I am so sorry for your loss.


----------



## TortsNTurtles (Dec 31, 2013)

I am sorry for your loss .


----------



## Laura (Dec 31, 2013)

If you decide to get another.... think about what to do next time when the power goes out... Hot water bottles, the hot hands packet warmers... or a battery operated? heater? just for them... they have battery socks to keep warm..
sorry for the loss.


----------



## Pokeymeg (Jan 1, 2014)

I'm glad you find this forum, there are tons of folks here who understand exactly what you're going through. I've also lost plenty of pets over the years, but nothing affected me quite like losing a baby tortoise.... just something about these crazy little shelled creatures....

Sorry for your loss


----------



## Terry Allan Hall (Jan 9, 2014)

Condolences on your loss...come spring, why get another to share your love?
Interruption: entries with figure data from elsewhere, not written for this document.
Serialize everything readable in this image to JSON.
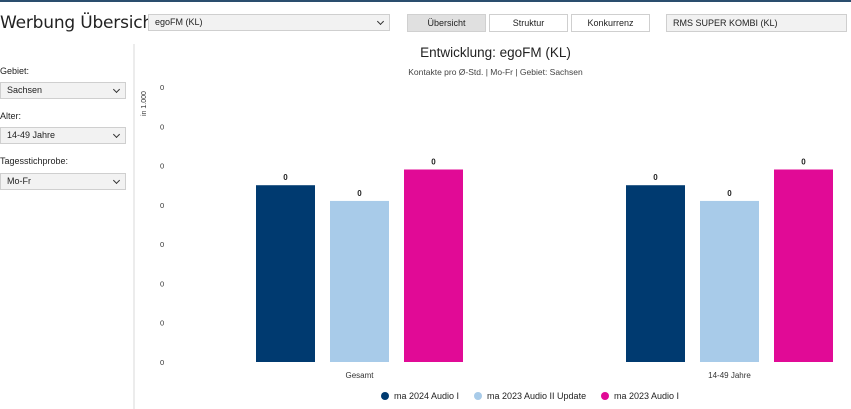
{
  "app": {
    "title": "Werbung Übersicht"
  },
  "header": {
    "station_select": "egoFM (KL)",
    "tabs": [
      {
        "label": "Übersicht",
        "active": true
      },
      {
        "label": "Struktur",
        "active": false
      },
      {
        "label": "Konkurrenz",
        "active": false
      }
    ],
    "combi_label": "RMS SUPER KOMBI (KL)"
  },
  "sidebar": {
    "filters": [
      {
        "label": "Gebiet:",
        "value": "Sachsen"
      },
      {
        "label": "Alter:",
        "value": "14-49 Jahre"
      },
      {
        "label": "Tagesstichprobe:",
        "value": "Mo-Fr"
      }
    ]
  },
  "chart_data": {
    "type": "bar",
    "title": "Entwicklung: egoFM (KL)",
    "subtitle": "Kontakte pro Ø-Std. | Mo-Fr | Gebiet: Sachsen",
    "ylabel": "in 1.000",
    "ytick_labels": [
      "0",
      "0",
      "0",
      "0",
      "0",
      "0",
      "0",
      "0"
    ],
    "ylim": [
      0,
      0.7
    ],
    "categories": [
      "Gesamt",
      "14-49 Jahre"
    ],
    "series": [
      {
        "name": "ma 2024 Audio I",
        "color": "#003a70",
        "values": [
          0.45,
          0.45
        ],
        "labels": [
          "0",
          "0"
        ]
      },
      {
        "name": "ma 2023 Audio II Update",
        "color": "#a8cbe9",
        "values": [
          0.41,
          0.41
        ],
        "labels": [
          "0",
          "0"
        ]
      },
      {
        "name": "ma 2023 Audio I",
        "color": "#e10a96",
        "values": [
          0.49,
          0.49
        ],
        "labels": [
          "0",
          "0"
        ]
      }
    ],
    "grid": false,
    "legend_position": "bottom"
  }
}
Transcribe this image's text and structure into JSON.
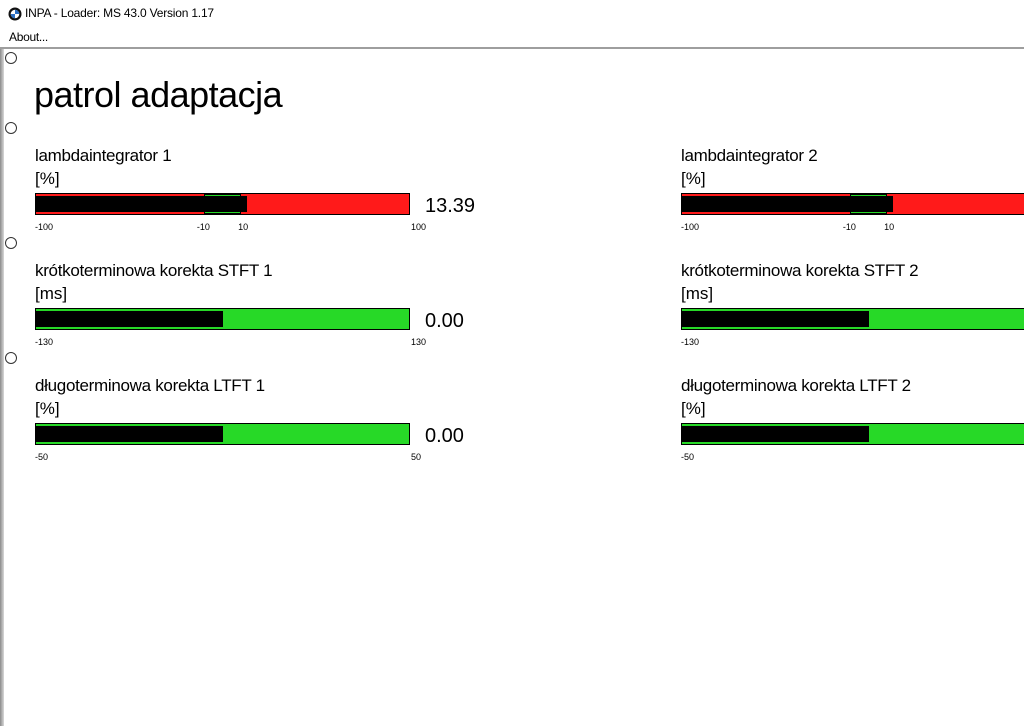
{
  "window": {
    "title": "INPA - Loader:  MS 43.0 Version 1.17",
    "icon": "bmw-logo-icon"
  },
  "menu": {
    "about": "About..."
  },
  "page": {
    "title": "patrol adaptacja"
  },
  "colors": {
    "out_of_range": "#ff1a1a",
    "in_range": "#27d927",
    "fill": "#000000"
  },
  "gauges": [
    {
      "label": "lambdaintegrator 1",
      "unit": "[%]",
      "value": "13.39",
      "value_num": 13.39,
      "min": -100,
      "max": 100,
      "tol_min": -10,
      "tol_max": 10,
      "tick_min": "-100",
      "tick_tol_min": "-10",
      "tick_tol_max": "10",
      "tick_max": "100",
      "state": "out_of_range"
    },
    {
      "label": "lambdaintegrator 2",
      "unit": "[%]",
      "value_num": 13.39,
      "min": -100,
      "max": 100,
      "tol_min": -10,
      "tol_max": 10,
      "tick_min": "-100",
      "tick_tol_min": "-10",
      "tick_tol_max": "10",
      "state": "out_of_range"
    },
    {
      "label": "krótkoterminowa korekta STFT 1",
      "unit": "[ms]",
      "value": "0.00",
      "value_num": 0,
      "min": -130,
      "max": 130,
      "tick_min": "-130",
      "tick_max": "130",
      "state": "in_range"
    },
    {
      "label": "krótkoterminowa korekta STFT 2",
      "unit": "[ms]",
      "value_num": 0,
      "min": -130,
      "max": 130,
      "tick_min": "-130",
      "state": "in_range"
    },
    {
      "label": "długoterminowa korekta LTFT 1",
      "unit": "[%]",
      "value": "0.00",
      "value_num": 0,
      "min": -50,
      "max": 50,
      "tick_min": "-50",
      "tick_max": "50",
      "state": "in_range"
    },
    {
      "label": "długoterminowa korekta LTFT 2",
      "unit": "[%]",
      "value_num": 0,
      "min": -50,
      "max": 50,
      "tick_min": "-50",
      "state": "in_range"
    }
  ]
}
European tortoises do better than Africans here in the USA, so consider a Hermann's or a northern variety of Greek, perhaps. If they get down to 40, they just go to sleep, but wake up once allowed to warm up, while tropicals are adversely affected by chills, sometimes lethally.


----------



## bouaboua (Jan 9, 2014)

I'm very sorry for your loss. I do believe you will have another tortoise coming. Maybe you will have better luck with the weather this time and you may consider some contingency plan/preparation plan for situation like this for happening again.

You Take Care and best luck to you and your future Tort pet.


----------



## ascott (Jan 9, 2014)

> European tortoises do better than Africans here in the USA, so consider a Hermann's or a northern variety of Greek, perhaps. If they get down to 40, they just go to sleep, but wake up once allowed to warm up, while tropicals are adversely affected by chills, sometimes lethally.



What a perfect share here....again, I am so very sorry for you having to have this experience....


----------